Compound A undergoes Rosenmund reduction to give compound B with molecular formula $C_7$H₆O. Compound B does not give Fehling’s test but reacts with conc. NaOH to give C and D. 
Identify A, B, C and D and write all the reactions involved. 
Write one chemical test to distinguish between compound B and propanone.

Hint:

Rosenmund reduction converts acyl chlorides to aldehydes.
Cannizzaro reaction occurs only in aldehydes without $\alpha$-H.
Iodoform test detects methyl ketones and secondary alcohols with –CH\textsubscript{3}CO– group.

Answer 1

Step 1: Compound A undergoes Rosenmund reduction to give compound B.
Rosenmund reduction:
C₆H₅COCl + H₂ (Pd/BaSO₄) → C₆H₅CHO (Benzaldehyde)
Step 2: Compound B (C₆H₅CHO):
- Does not give Fehling’s test (indicates it’s an aromatic aldehyde).
- Reacts with conc.

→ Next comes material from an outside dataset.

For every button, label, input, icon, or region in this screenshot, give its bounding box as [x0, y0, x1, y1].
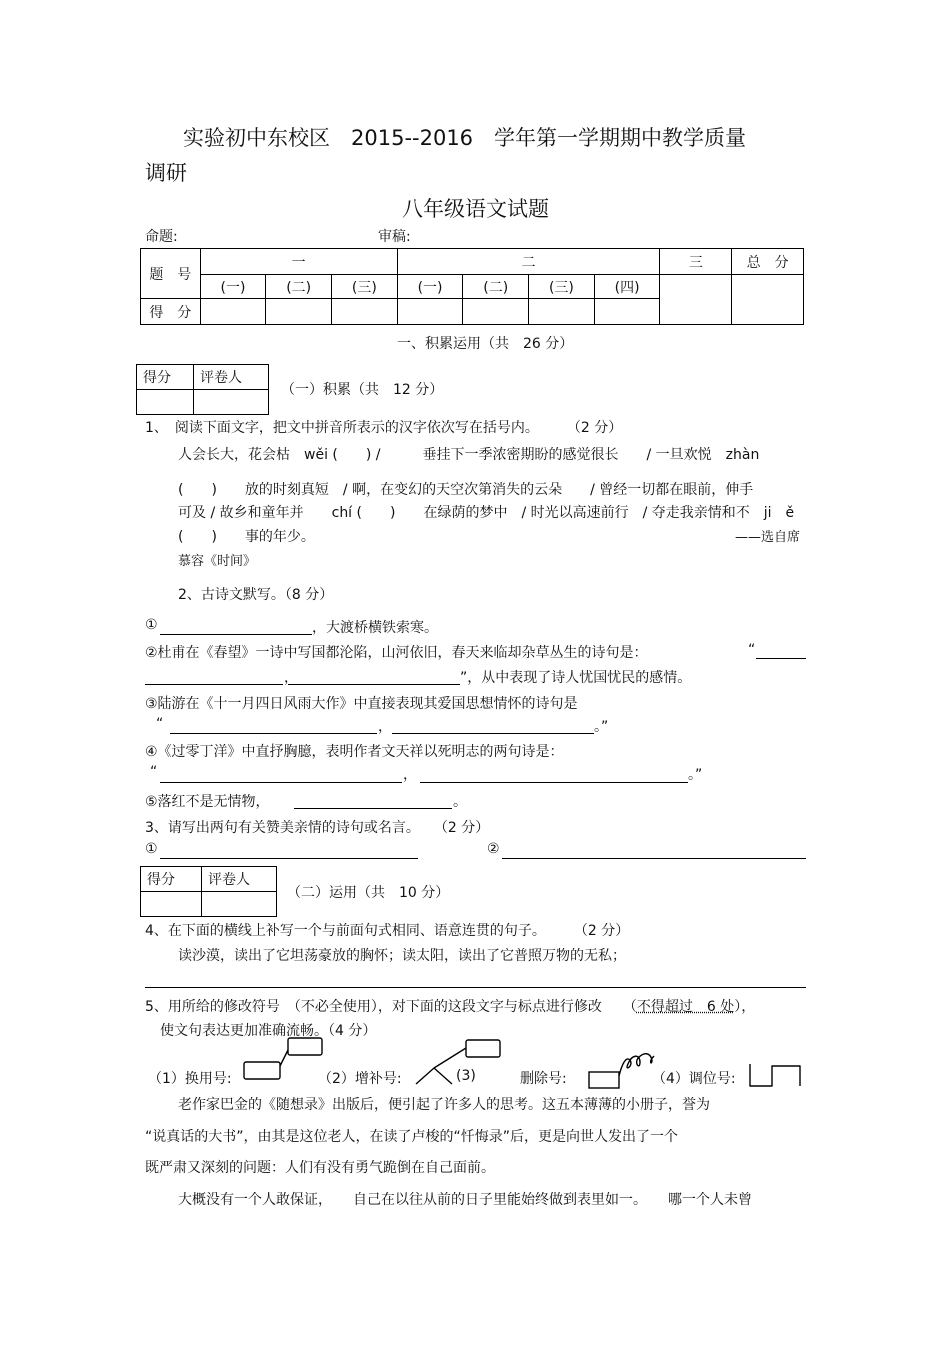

NaOH → undergoes Cannizzaro reaction.
Step 3: Cannizzaro Reaction:
2C₆H₅CHO + NaOH → C₆H₅COONa + C₆H₅CH₂OH
(on acidification): C (Benzoic acid), D (Benzyl alcohol) Final Identifications:
A = Benzoyl chloride (C₆H₅COCl)
B = Benzaldehyde (C₆H₅CHO)
C = Benzoic acid (C₆H₅COOH)
D = Benzyl alcohol (C₆H₅CH₂OH) Distinguishing Test:
Use Iodoform test:
- Propanone gives a positive iodoform test (yellow precipitate of CHI₃)
- Benzaldehyde does not give the iodoform test.